Machine learning informed by a new set of digital attributes will help materials scientists to discover key information without a supercomputer, boosting research ranging from solar energy to green hydrogen.
Generating important data about how materials are expected to behave has previously required complicated calculations such as density functional theory (DFT), which can take hours or even days using a supercomputer. Such in-demand infrastructure is rare and hard to access, limiting our capacity to uncover new knowledge and solve global problems.
Machine learning models offer a quicker, cheaper alternative to supercomputing. By using a small, incomplete part of a full DFT calculation, they can be trained to rapidly generate the same accurate results – and save time, money, and energy in the process.
Large, raw data sets about materials are now available for analysis by machine learning models, but first it’s necessary to pick a group of attributes or ‘descriptors’ that can map the structure of a material against its other relevant properties.
That’s where ROSA (robust one-shot ab initio) descriptors come in.
Generated using the energetic qualities of a material, researchers from the ARC Centre of Excellence in Exciton Science have used ROSA descriptors to train machine learning models with impressive results.
Their work has been published in the Journal of Cheminformatics and is available here.
First author Dr Sherif Abdulkader Tawfik Abbas, a member of Deakin University’s Institute for Frontier Materials, said: “We thought, how about instead of the whole DFT calculation, we just do one little step of it?’
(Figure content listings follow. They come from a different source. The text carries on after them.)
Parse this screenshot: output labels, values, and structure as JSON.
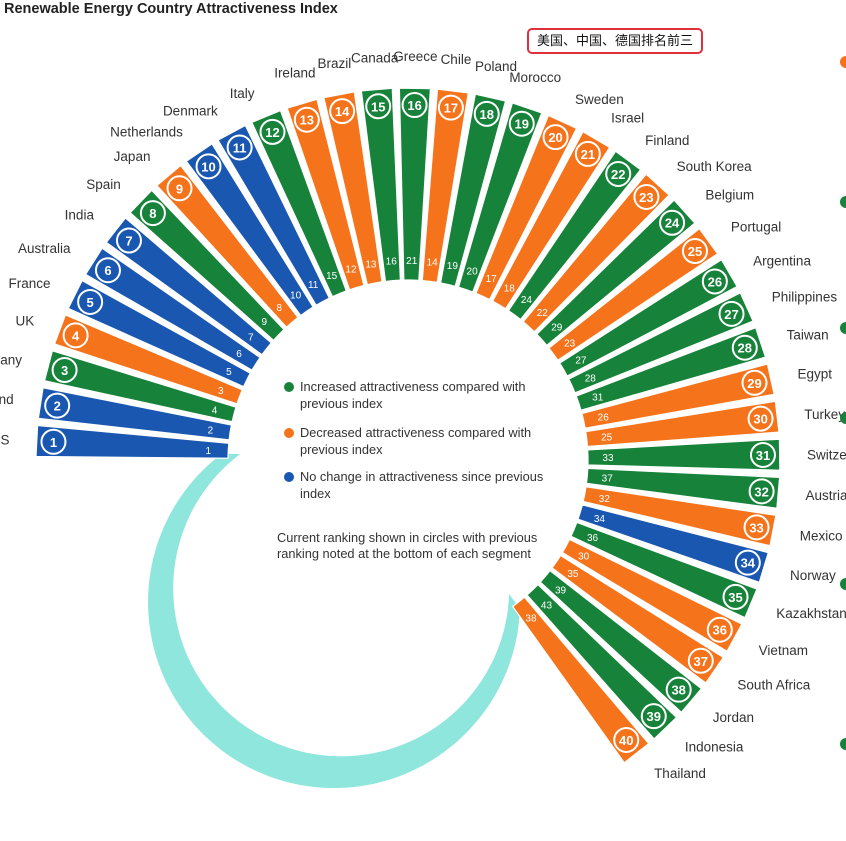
{
  "title": "Renewable Energy Country Attractiveness Index",
  "annotation": "美国、中国、德国排名前三",
  "colors": {
    "increased": "#17823a",
    "decreased": "#f5731b",
    "no_change": "#1957b0",
    "ring": "#8ee6dc",
    "annotation_border": "#e0303c"
  },
  "legend": [
    {
      "key": "increased",
      "label": "Increased attractiveness compared with previous index"
    },
    {
      "key": "decreased",
      "label": "Decreased attractiveness compared with previous index"
    },
    {
      "key": "no_change",
      "label": "No change in attractiveness since previous index"
    }
  ],
  "caption": "Current ranking shown in circles with previous ranking noted at the bottom of each segment",
  "chart_data": {
    "type": "radial-bar",
    "title": "Renewable Energy Country Attractiveness Index",
    "series_fields": [
      "country",
      "current_rank",
      "previous_rank",
      "change"
    ],
    "rows": [
      {
        "country": "US",
        "current_rank": 1,
        "previous_rank": 1,
        "change": "no_change"
      },
      {
        "country": "China Mainland",
        "current_rank": 2,
        "previous_rank": 2,
        "change": "no_change"
      },
      {
        "country": "Germany",
        "current_rank": 3,
        "previous_rank": 4,
        "change": "increased"
      },
      {
        "country": "UK",
        "current_rank": 4,
        "previous_rank": 3,
        "change": "decreased"
      },
      {
        "country": "France",
        "current_rank": 5,
        "previous_rank": 5,
        "change": "no_change"
      },
      {
        "country": "Australia",
        "current_rank": 6,
        "previous_rank": 6,
        "change": "no_change"
      },
      {
        "country": "India",
        "current_rank": 7,
        "previous_rank": 7,
        "change": "no_change"
      },
      {
        "country": "Spain",
        "current_rank": 8,
        "previous_rank": 9,
        "change": "increased"
      },
      {
        "country": "Japan",
        "current_rank": 9,
        "previous_rank": 8,
        "change": "decreased"
      },
      {
        "country": "Netherlands",
        "current_rank": 10,
        "previous_rank": 10,
        "change": "no_change"
      },
      {
        "country": "Denmark",
        "current_rank": 11,
        "previous_rank": 11,
        "change": "no_change"
      },
      {
        "country": "Italy",
        "current_rank": 12,
        "previous_rank": 15,
        "change": "increased"
      },
      {
        "country": "Ireland",
        "current_rank": 13,
        "previous_rank": 12,
        "change": "decreased"
      },
      {
        "country": "Brazil",
        "current_rank": 14,
        "previous_rank": 13,
        "change": "decreased"
      },
      {
        "country": "Canada",
        "current_rank": 15,
        "previous_rank": 16,
        "change": "increased"
      },
      {
        "country": "Greece",
        "current_rank": 16,
        "previous_rank": 21,
        "change": "increased"
      },
      {
        "country": "Chile",
        "current_rank": 17,
        "previous_rank": 14,
        "change": "decreased"
      },
      {
        "country": "Poland",
        "current_rank": 18,
        "previous_rank": 19,
        "change": "increased"
      },
      {
        "country": "Morocco",
        "current_rank": 19,
        "previous_rank": 20,
        "change": "increased"
      },
      {
        "country": "Sweden",
        "current_rank": 20,
        "previous_rank": 17,
        "change": "decreased"
      },
      {
        "country": "Israel",
        "current_rank": 21,
        "previous_rank": 18,
        "change": "decreased"
      },
      {
        "country": "Finland",
        "current_rank": 22,
        "previous_rank": 24,
        "change": "increased"
      },
      {
        "country": "South Korea",
        "current_rank": 23,
        "previous_rank": 22,
        "change": "decreased"
      },
      {
        "country": "Belgium",
        "current_rank": 24,
        "previous_rank": 29,
        "change": "increased"
      },
      {
        "country": "Portugal",
        "current_rank": 25,
        "previous_rank": 23,
        "change": "decreased"
      },
      {
        "country": "Argentina",
        "current_rank": 26,
        "previous_rank": 27,
        "change": "increased"
      },
      {
        "country": "Philippines",
        "current_rank": 27,
        "previous_rank": 28,
        "change": "increased"
      },
      {
        "country": "Taiwan",
        "current_rank": 28,
        "previous_rank": 31,
        "change": "increased"
      },
      {
        "country": "Egypt",
        "current_rank": 29,
        "previous_rank": 26,
        "change": "decreased"
      },
      {
        "country": "Turkey",
        "current_rank": 30,
        "previous_rank": 25,
        "change": "decreased"
      },
      {
        "country": "Switzerland",
        "current_rank": 31,
        "previous_rank": 33,
        "change": "increased"
      },
      {
        "country": "Austria",
        "current_rank": 32,
        "previous_rank": 37,
        "change": "increased"
      },
      {
        "country": "Mexico",
        "current_rank": 33,
        "previous_rank": 32,
        "change": "decreased"
      },
      {
        "country": "Norway",
        "current_rank": 34,
        "previous_rank": 34,
        "change": "no_change"
      },
      {
        "country": "Kazakhstan",
        "current_rank": 35,
        "previous_rank": 36,
        "change": "increased"
      },
      {
        "country": "Vietnam",
        "current_rank": 36,
        "previous_rank": 30,
        "change": "decreased"
      },
      {
        "country": "South Africa",
        "current_rank": 37,
        "previous_rank": 35,
        "change": "decreased"
      },
      {
        "country": "Jordan",
        "current_rank": 38,
        "previous_rank": 39,
        "change": "increased"
      },
      {
        "country": "Indonesia",
        "current_rank": 39,
        "previous_rank": 43,
        "change": "increased"
      },
      {
        "country": "Thailand",
        "current_rank": 40,
        "previous_rank": 38,
        "change": "decreased"
      }
    ]
  }
}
“We give it just a flavour and then we rely on the machine learning model to fill in the gap. From the flavour to the full meal.”
Developed in conjunction with Professor Salvy Russo of RMIT University, the descriptors have produced accurate predictions about the characteristics of crystals, metal-organic frameworks and molecules.
“The cool thing about this work is how many properties these descriptors were able to predict,” Sherif said.
ROSA descriptors have been able to predict an abundance of useful data with a high degree of accuracy, including band gap and formation energies, as well as mechanical and vibrational properties of materials, and even molecular properties.
“Formation energy is necessary for predicting the thermodynamic stability of a material,” Sherif said.
“The mechanical property tells us how hard the material is in response to mechanical strain and the vibrational property tells us how stable a material is in response to small thermal disturbances.”
The information about molecules generated via ROSA is particularly helpful, with the models predicting the HOMO-LUMO gap and the free energy of molecules, which are equivalent to the band gap and formation energy respectively in materials. The isotropic polarizability, which is an important property of molecules, was also predicted - all with a very high degree of accuracy.
According to Sherif, ROSA should prove versatile and effective for a wide range of chemists and materials scientists, including researchers working on solar energy, catalysis for efficient chemical reactions and semiconductor devices.
He said: “What can people use ROSA for? Anyone who is applying machine learning to material science. There is a large range of descriptors available in the literature. People use them for all sorts of materials properties prediction. Anyone who’s dealing with materials or molecules can definitely make use of ROSA.”